李嚴看著這被捆的嚴嚴實實送來的人證,看這昏迷不醒的人證,李嚴心中嘀咕送來血書與證人之人究竟是誰。
對方總是在合適時機將人送來此地,這樣的舉動像是要借用李嚴的手,將這背後主謀揪出來。
李嚴發現那昏迷的人證悠悠轉醒,頓時也不想這些眼前看來虛妄的事情,撩袍蹲在那人證的麵前。
那人證睜開眼看見與往日審訊他人不同的李嚴,清醒過來左右探查著環境,發現此地也與關押他的地方不同。
李嚴見人證清醒過來,片刻不停便開口問他道:“你原是被那廉王親信的安插進勝京府天牢的暗樁,對嗎?”
那人聽李嚴如此問,也看到李嚴身後門柱處站著的湮君,那雙像鉤子般的眼睛盯得這人心裏發慌。
“是的,我受命於王河手下,替他潛入牢內,替他傳達與那兩名刺客的消息。”
“上次那枚白玉麒麟佩便是他交給我,他還讓我與那兩名刺客說,隻要她們依命辦事,主上斷不會辜負她們的。”
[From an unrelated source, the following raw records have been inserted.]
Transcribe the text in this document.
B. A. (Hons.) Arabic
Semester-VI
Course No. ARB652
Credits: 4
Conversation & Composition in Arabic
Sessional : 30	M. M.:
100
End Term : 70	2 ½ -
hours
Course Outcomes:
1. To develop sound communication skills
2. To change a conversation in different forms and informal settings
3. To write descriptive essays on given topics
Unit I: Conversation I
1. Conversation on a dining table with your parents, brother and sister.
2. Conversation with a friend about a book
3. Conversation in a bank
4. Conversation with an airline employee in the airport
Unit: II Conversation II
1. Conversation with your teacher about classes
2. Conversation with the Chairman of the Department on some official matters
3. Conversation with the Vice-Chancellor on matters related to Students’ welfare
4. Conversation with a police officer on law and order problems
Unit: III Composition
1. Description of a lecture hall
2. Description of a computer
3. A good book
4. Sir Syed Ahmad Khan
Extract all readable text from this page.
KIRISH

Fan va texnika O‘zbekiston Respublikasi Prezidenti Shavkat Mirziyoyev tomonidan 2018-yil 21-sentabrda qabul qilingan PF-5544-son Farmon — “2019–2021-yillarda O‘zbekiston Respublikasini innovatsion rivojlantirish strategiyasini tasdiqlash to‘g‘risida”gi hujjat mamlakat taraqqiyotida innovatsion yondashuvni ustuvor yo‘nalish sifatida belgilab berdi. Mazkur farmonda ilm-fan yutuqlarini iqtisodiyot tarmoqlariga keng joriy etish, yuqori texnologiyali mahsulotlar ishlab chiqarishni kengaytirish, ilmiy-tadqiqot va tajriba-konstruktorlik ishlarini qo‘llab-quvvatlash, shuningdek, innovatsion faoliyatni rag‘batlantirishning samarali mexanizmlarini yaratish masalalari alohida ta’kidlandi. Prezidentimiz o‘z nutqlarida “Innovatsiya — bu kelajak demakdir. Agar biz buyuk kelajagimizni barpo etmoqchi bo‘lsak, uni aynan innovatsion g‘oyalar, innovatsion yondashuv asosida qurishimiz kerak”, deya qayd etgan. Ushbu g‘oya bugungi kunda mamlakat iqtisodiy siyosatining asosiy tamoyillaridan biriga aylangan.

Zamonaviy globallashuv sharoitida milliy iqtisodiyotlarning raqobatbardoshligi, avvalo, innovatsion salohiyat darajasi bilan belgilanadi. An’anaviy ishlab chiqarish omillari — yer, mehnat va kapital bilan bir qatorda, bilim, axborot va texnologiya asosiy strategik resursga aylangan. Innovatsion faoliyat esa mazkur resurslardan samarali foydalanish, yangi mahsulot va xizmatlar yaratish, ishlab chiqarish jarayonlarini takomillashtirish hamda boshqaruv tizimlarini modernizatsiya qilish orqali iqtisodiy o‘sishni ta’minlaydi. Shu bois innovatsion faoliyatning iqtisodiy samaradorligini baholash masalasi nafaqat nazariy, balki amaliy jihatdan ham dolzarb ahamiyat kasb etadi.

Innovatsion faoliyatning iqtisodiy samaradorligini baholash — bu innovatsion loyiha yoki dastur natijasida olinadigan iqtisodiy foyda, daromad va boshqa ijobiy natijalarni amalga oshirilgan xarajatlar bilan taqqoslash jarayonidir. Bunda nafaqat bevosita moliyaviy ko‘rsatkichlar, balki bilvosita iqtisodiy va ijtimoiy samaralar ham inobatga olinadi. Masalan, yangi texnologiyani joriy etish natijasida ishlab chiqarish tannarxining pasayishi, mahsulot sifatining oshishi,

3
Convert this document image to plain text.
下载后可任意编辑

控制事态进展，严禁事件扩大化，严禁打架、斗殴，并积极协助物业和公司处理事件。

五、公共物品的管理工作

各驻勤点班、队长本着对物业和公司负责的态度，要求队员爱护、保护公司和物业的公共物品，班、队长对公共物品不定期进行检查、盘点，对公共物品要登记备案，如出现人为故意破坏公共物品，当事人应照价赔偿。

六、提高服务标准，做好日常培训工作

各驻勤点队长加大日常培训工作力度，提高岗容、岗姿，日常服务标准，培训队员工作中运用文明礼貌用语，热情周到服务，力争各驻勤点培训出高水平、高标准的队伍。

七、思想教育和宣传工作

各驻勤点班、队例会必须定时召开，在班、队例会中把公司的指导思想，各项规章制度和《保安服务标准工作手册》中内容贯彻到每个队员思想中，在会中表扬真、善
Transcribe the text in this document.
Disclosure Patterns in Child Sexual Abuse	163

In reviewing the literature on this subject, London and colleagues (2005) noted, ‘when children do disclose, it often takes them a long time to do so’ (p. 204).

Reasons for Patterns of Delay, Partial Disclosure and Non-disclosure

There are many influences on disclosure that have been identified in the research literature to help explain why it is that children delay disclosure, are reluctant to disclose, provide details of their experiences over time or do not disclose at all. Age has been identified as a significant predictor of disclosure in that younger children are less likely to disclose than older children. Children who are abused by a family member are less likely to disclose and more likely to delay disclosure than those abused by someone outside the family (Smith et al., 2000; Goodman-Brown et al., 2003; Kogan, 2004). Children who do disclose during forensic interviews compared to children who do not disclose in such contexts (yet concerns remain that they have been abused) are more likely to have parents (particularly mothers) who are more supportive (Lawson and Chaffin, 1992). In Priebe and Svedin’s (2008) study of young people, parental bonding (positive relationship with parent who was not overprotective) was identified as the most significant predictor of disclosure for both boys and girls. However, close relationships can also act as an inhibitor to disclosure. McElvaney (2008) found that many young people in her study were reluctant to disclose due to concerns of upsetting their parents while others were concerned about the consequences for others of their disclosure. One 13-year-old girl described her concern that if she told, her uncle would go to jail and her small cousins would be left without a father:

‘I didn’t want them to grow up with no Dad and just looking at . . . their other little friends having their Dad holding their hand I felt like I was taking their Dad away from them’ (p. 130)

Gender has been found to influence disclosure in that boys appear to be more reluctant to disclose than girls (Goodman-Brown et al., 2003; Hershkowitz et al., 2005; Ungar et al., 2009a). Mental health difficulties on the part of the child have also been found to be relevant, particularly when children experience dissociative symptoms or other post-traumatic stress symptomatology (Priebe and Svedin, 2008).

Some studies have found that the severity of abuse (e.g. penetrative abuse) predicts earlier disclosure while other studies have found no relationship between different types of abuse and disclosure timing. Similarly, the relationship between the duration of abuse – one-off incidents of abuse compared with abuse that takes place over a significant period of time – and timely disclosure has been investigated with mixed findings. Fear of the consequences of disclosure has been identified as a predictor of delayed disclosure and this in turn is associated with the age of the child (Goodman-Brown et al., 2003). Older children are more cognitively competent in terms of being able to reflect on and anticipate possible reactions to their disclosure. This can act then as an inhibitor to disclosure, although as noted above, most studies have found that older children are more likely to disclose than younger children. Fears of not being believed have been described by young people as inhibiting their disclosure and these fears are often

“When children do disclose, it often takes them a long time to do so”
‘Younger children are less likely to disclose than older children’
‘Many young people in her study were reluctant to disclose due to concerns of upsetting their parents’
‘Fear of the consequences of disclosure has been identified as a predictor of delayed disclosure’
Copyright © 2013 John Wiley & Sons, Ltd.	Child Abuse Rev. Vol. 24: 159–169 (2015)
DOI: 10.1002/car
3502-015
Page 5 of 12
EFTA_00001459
“還有一次,那王河說唐府大郎就要回來,讓我將唐府之內藏有私通錫蘭的消息傳給刺客。”
李嚴聽到王河提及唐府大郎就要回來了,忽然腦中便將此事串聯作一處。
刺殺案發生,三國聯合攻打邊境,本該由唐高翔領軍前去的西境平亂的事,最後落在唐府大郎之上。
唐府大郎大獲全勝那日,李嚴正好從牢內那些刺客的口供中,從她們的腹部內刨出唐昂駒的白玉麒麟佩。
唐府大郎凱旋而歸之時,那兩個刺客又供出唐昂駒在府內藏有溝通錫蘭皇子的信件。
那次他去並未查出信件,孫婆交出唐昂駒真正的那枚白玉麒麟佩,最終洗清唐昂駒的冤情。
湮君抱臂站在柱後盯著那人與李嚴交代事情,那人被湮君監督這,又想起當日唐昂駒離開時,王河交代他送那兩個刺客去見閻王,老實閉嘴的事。